Armchair Book Club: Homegoing

Heather Allen explores the much-anticipated young American novelist Yaa Gyasi's Homegoing.

Yaa Gyasi is a much-anticipated young American novelist who has written a sweeping epic as her first novel. A multi-generational story, Homegoing starts in 18th century Ghana, and then follows six generations of West Africans –those forced by the British to become slaves in the Americas, and those who were left behind.

To start, I was more interested in hearing this new writer’s voice than the story itself. I thought I had a pretty good idea of the horrors of the West African slave trade and slavery in the United States. But, of course, you can always learn something new from powerful storytelling.

Gyasi does a remarkable job of portraying the complex way in which evil ideas, once acted upon, spread from culture to culture. In addition to British atrocities, African tribes became pitted against each other, warring and capturing neighbours in order to profit from the slave trade.
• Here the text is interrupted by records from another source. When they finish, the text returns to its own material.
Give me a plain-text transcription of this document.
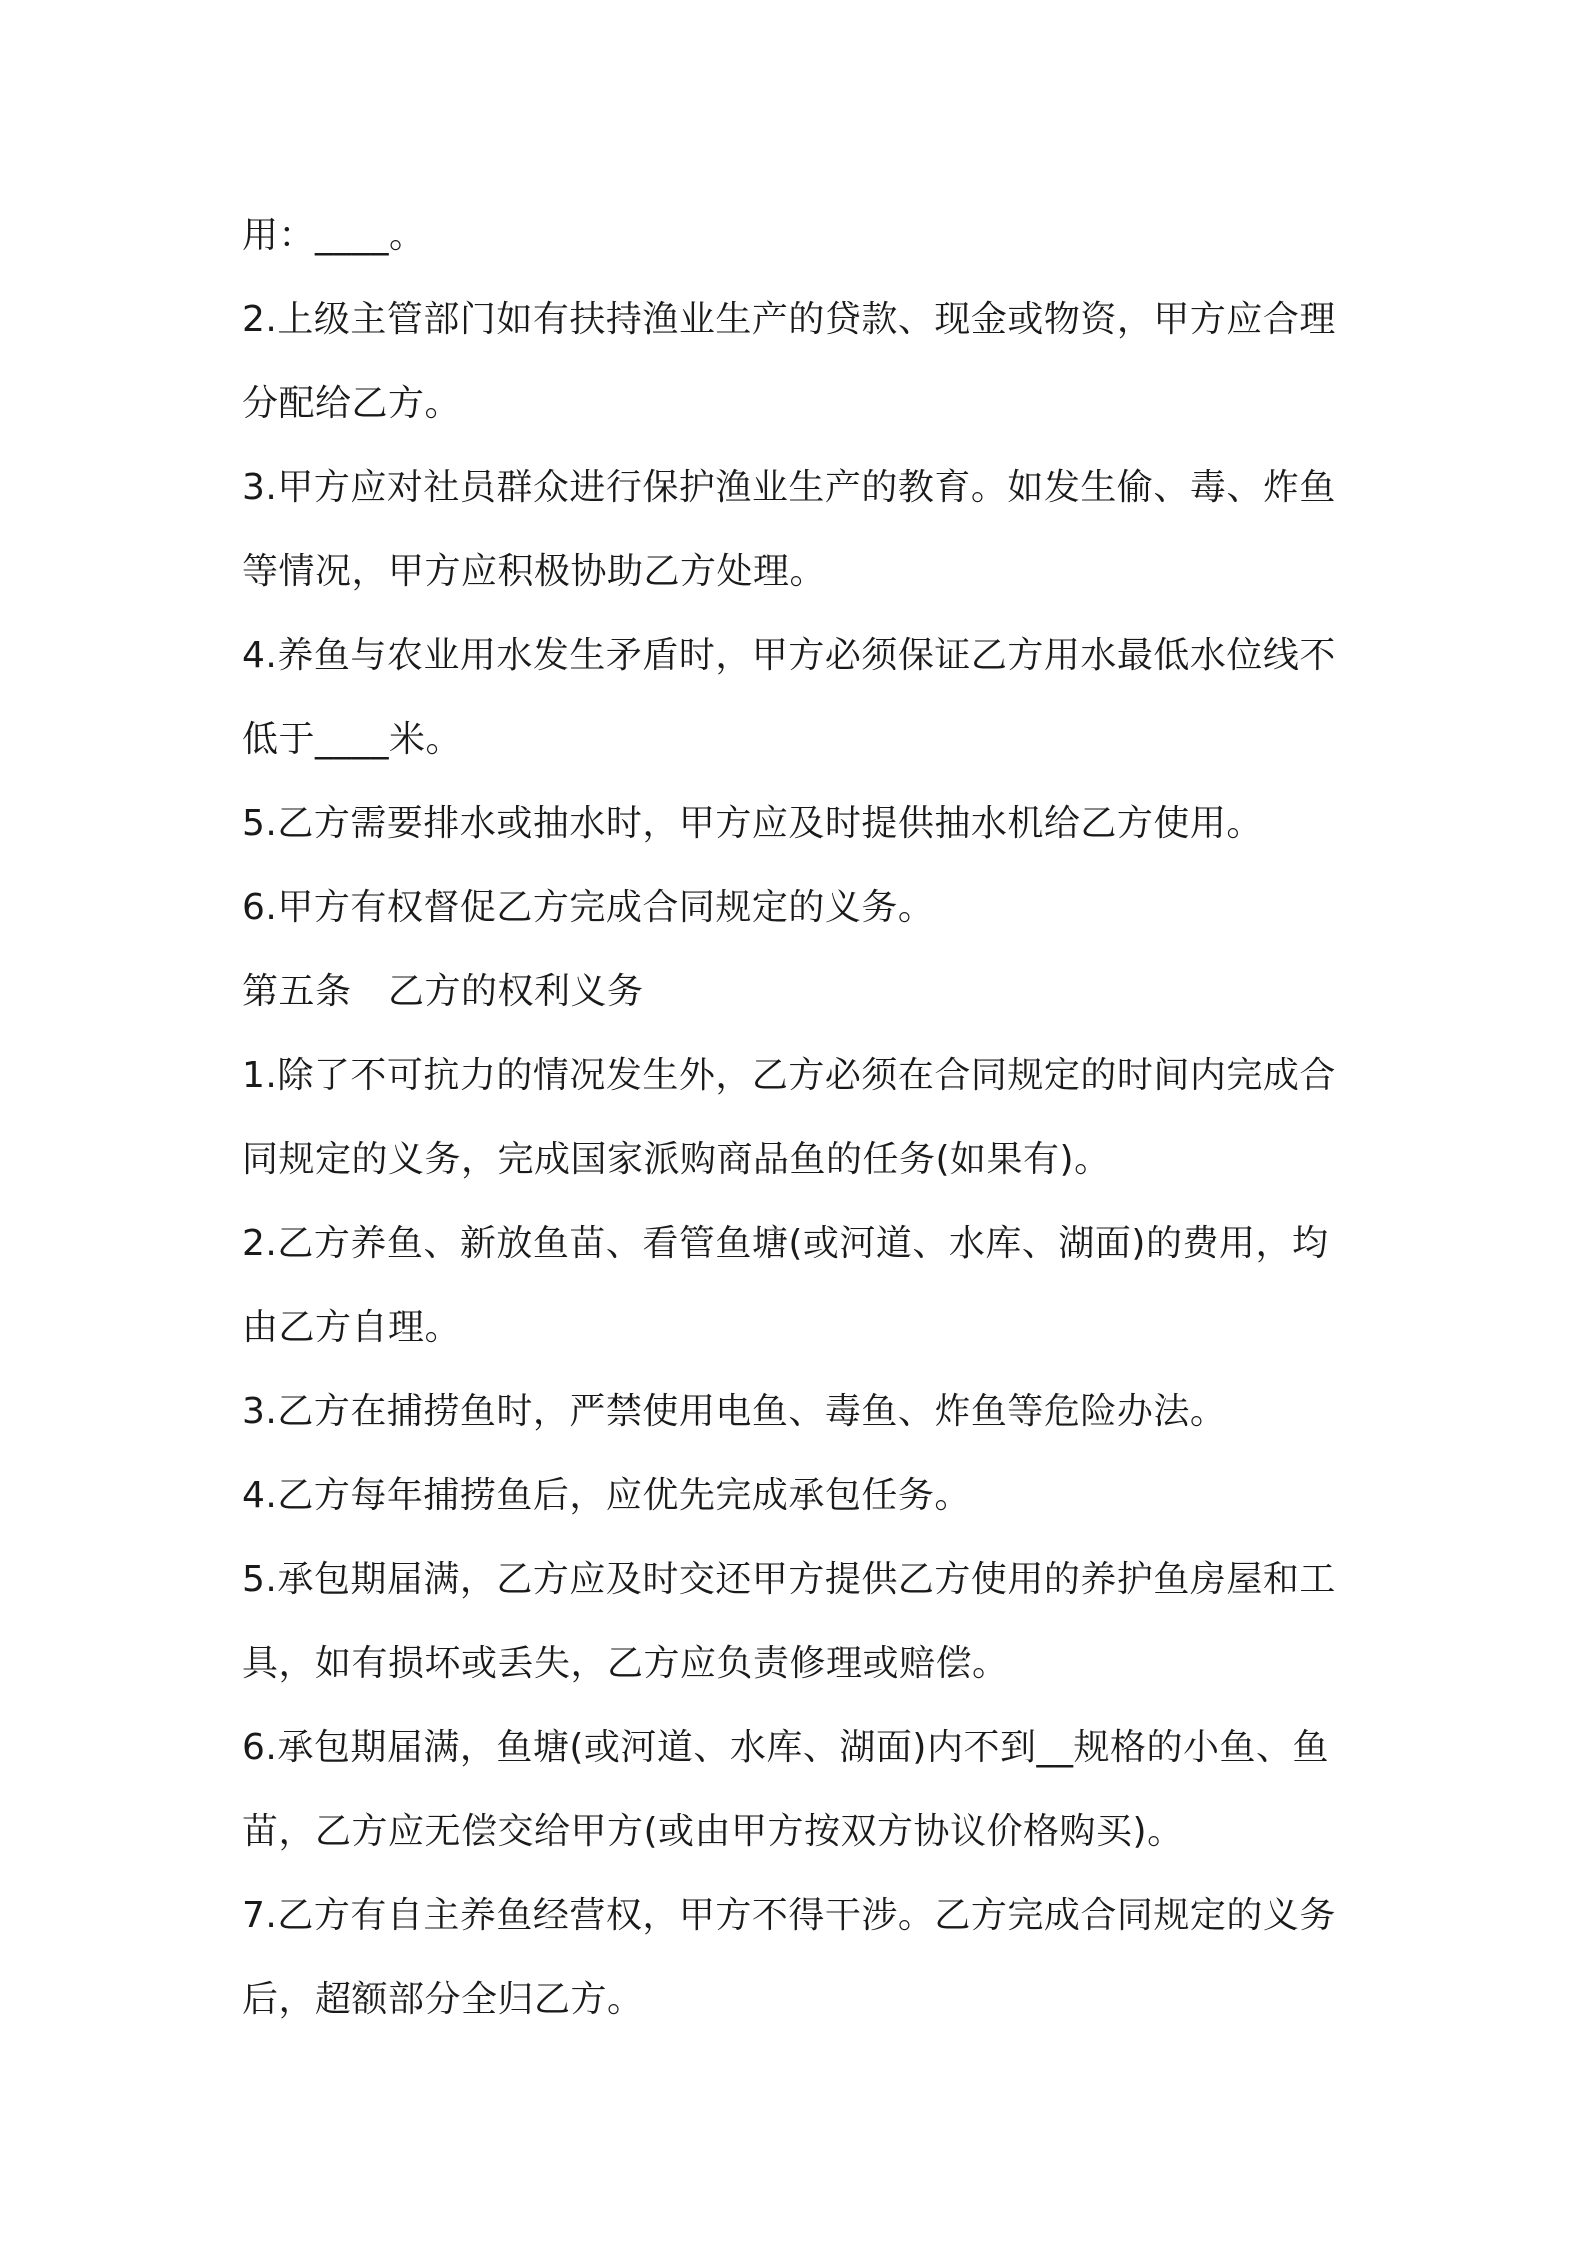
用：____。
2.上级主管部门如有扶持渔业生产的贷款、现金或物资，甲方应合理
分配给乙方。
3.甲方应对社员群众进行保护渔业生产的教育。如发生偷、毒、炸鱼
等情况，甲方应积极协助乙方处理。
4.养鱼与农业用水发生矛盾时，甲方必须保证乙方用水最低水位线不
低于____米。
5.乙方需要排水或抽水时，甲方应及时提供抽水机给乙方使用。
6.甲方有权督促乙方完成合同规定的义务。
第五条　乙方的权利义务
1.除了不可抗力的情况发生外，乙方必须在合同规定的时间内完成合
同规定的义务，完成国家派购商品鱼的任务(如果有)。
2.乙方养鱼、新放鱼苗、看管鱼塘(或河道、水库、湖面)的费用，均
由乙方自理。
3.乙方在捕捞鱼时，严禁使用电鱼、毒鱼、炸鱼等危险办法。
4.乙方每年捕捞鱼后，应优先完成承包任务。
5.承包期届满，乙方应及时交还甲方提供乙方使用的养护鱼房屋和工
具，如有损坏或丢失，乙方应负责修理或赔偿。
6.承包期届满，鱼塘(或河道、水库、湖面)内不到__规格的小鱼、鱼
苗，乙方应无偿交给甲方(或由甲方按双方协议价格购买)。
7.乙方有自主养鱼经营权，甲方不得干涉。乙方完成合同规定的义务
后，超额部分全归乙方。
Gyasi explores the myriad ways the trade brought misery to everyone who had anything to do with the trade – from the slaves, the children born of slave traders and African captives to those whose family members were stolen from their huts in the night.

At the same time as reading Homegoing, I was listening to a podcast called The History of the World in 100 Objects, which dissects history by looking at various objects on display at the British Museum. Coincidentally, the latest episode I tuned into featured a drum from North Carolina.

For centuries, it was thought that this was a Native American drum, but through recent testing, it has been proven to have originated in the slave trade region of Ghana where Homegoing is set.

I think Gyasi would appreciate this podcast, which also highlights not just individuals but generations of people who suffered and died, who didn’t get to see into the future or benefit from any real change.

Like this drum — which was used by slave traders on ships to force slaves into macabre dances, not for joy but to keep them active enough to stay alive — the effects of persecution move from one generation to the next. The drum most likely fell into many different hands before eventually ending up back in the hands of the British in London.

Homegoing is one of the books that when finished feels more like the start of a journey. It’s a book that encourages you to make connections to history, and to see the present world with new eyes.